Cell lineages that culminate in mammary gland development may also lead to breast cancer. Although these lineages, as well as the stem cells and progenitor cells they comprise, have been subjected to extensive study, the perturbations of these lineages that increase the risk of breast cancer have remained obscure, frustrating the search for chemoprevention drugs. Consequently, scientists based at the Princess Margaret Cancer Center in Toronto took a closer look at mammary cell lineages. These scientists now report that the proliferation of mammary gland stem cells in response to progesterone is promoted by epigenetic proteins.
This discovery was detailed in a paper (“Mammary molecular portraits reveal lineage-specific features and progenitor cell vulnerabilities”) that appeared June 19 in the Journal of Cell Biology. This paper, which describes the comprehensive profiling of the epigenomes, transcriptomes, and proteomes of cells isolated from mice and women and high risk of developing breast cancer, suggests that inhibiting epigenetic proteins with drugs could prevent the development of breast cancer in women at high risk of the disease.
"Currently, there are no standard of care preventative interventions for women at high risk of breast cancer," said Rama Khokha, Ph.D., a senior scientist at Princess Margaret Cancer Center and a professor of medical biophysics at the University of Toronto. "Although it is becoming increasingly clear that stem and progenitor cells underlie cancer development, we lack strategies to target these cells for chemoprevention."

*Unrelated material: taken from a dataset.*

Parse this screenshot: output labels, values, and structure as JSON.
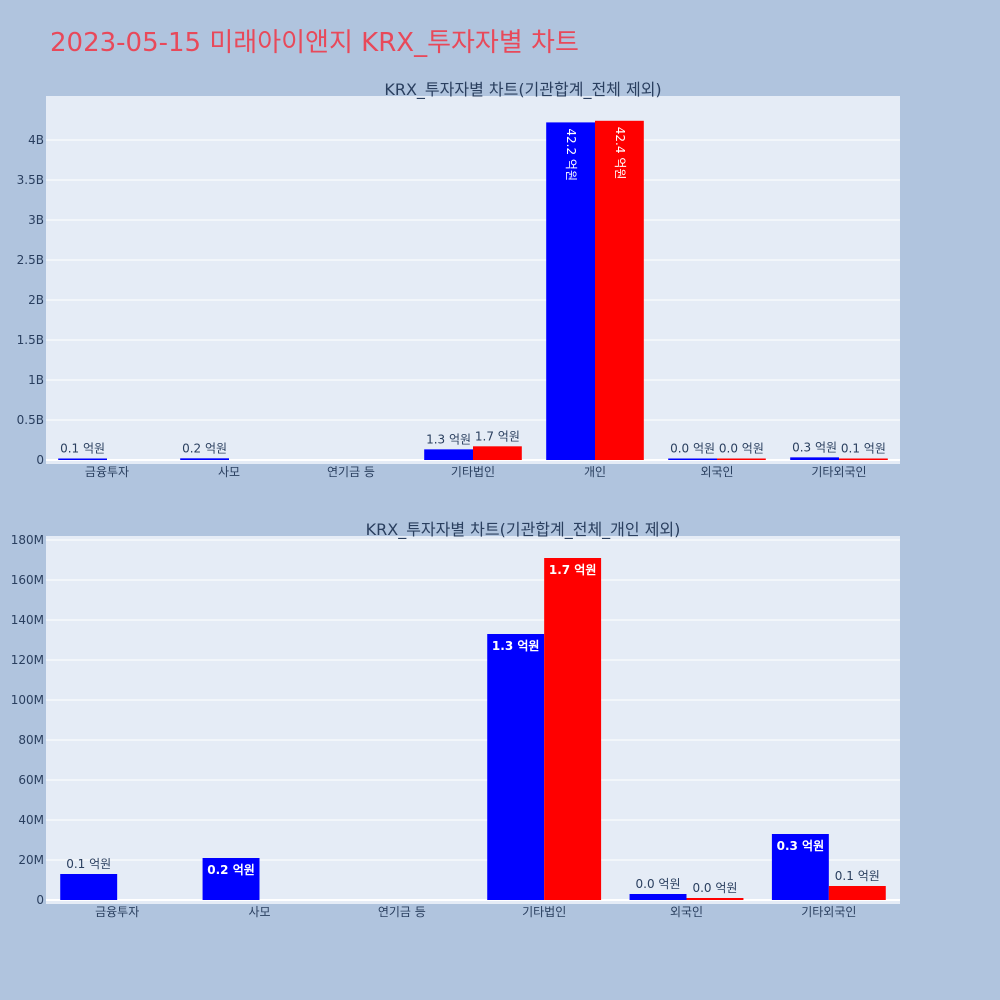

To learn more about these progenitor cells and identify any vulnerabilities that could potentially be exploited to prevent the development of breast cancer, Dr. Khokha and colleagues isolated cells from the mammary glands of mice and examined how they changed in response to progesterone. The researchers had previously measured all of the RNA molecules produced by mammary gland cells. Now they quantified all of the cells' proteins and assessed the cells' epigenomes—the various chemical modifications to a cell's chromosomes that help determine which genes are turned on and off.
“We define systems-level relationships between chromatin–DNA–RNA–protein states, identify lineage-specific DNA methylation of transcription factor binding sites, and pinpoint proteins underlying progesterone responsiveness,” wrote the authors of the JCB article. “Comparative proteomics of estrogen and progesterone receptor–positive and –negative cell populations, extensive target validation, and drug testing lead to discovery of stem and progenitor cell vulnerabilities.”
This global overview of mammary gland cells revealed that in response to progesterone, progenitor cells—particularly luminal progenitor cells—upregulate many of the epigenetic regulatory proteins responsible for modifying the cells' chromosomes.
Mammary glands contain two types of cells, basal and luminal, that arise from specialized stem or progenitor cells. During pregnancy or the menstrual cycle, progesterone induces basal and luminal progenitor cell numbers to expand and drive mammary gland formation. But mammary gland progenitors may also give rise to cancer. Progesterone exposure and stem cell proliferation have been linked to the development of breast cancer, and the number of progenitor cells is often elevated in women carrying mutations in BRCA1 or other genes that put them at a high risk of developing the disease.
Following up on their discovery of “stem and progenitor cell vulnerabilities,” Khokha and colleagues tested multiple epigenetic inhibitors. "We thought,” Khoka explained, “that drugs that inhibit epigenetic regulatory proteins might suppress the proliferation of stem and progenitor cells in response to progesterone."
“Top epigenetic drugs exert cytostatic effects; prevent adult mammary cell expansion, clonogenicity, and mammopoiesis; and deplete stem cell frequency,” the JBC paper added. “Select drugs also abrogate human breast progenitor cell activity in normal and high-risk patient samples.”
The researchers tested multiple epigenetic inhibitors, many of which are already approved for use in humans by the FDA. Several of these drugs inhibited the proliferation of mammary gland progenitor cells and decreased their total number in mice. One, a drug called decitabine that inhibits DNA methyltransferase enzymes and is approved to treat myelodysplastic syndrome, delayed the formation of tumors in breast cancer-prone rodents.
Khokha and colleagues then tested the effects of epigenetic inhibitors on mammary gland progenitor cells isolated from women at high risk of developing breast cancer. Progenitor cells from patients with BRCA1 mutations were particularly vulnerable to epigenetic inhibitors, including decitabine. Decitabine also suppressed the activity of progenitor cells from patients with mutations in the BRCA2 gene.
"This demonstrates that the dependency of progenitor cells on specific epigenetic proteins is conserved between mice and humans and highlights the potential of epigenetic therapies to target these important cell types in the human breast as a form of chemoprevention," concluded Khokha.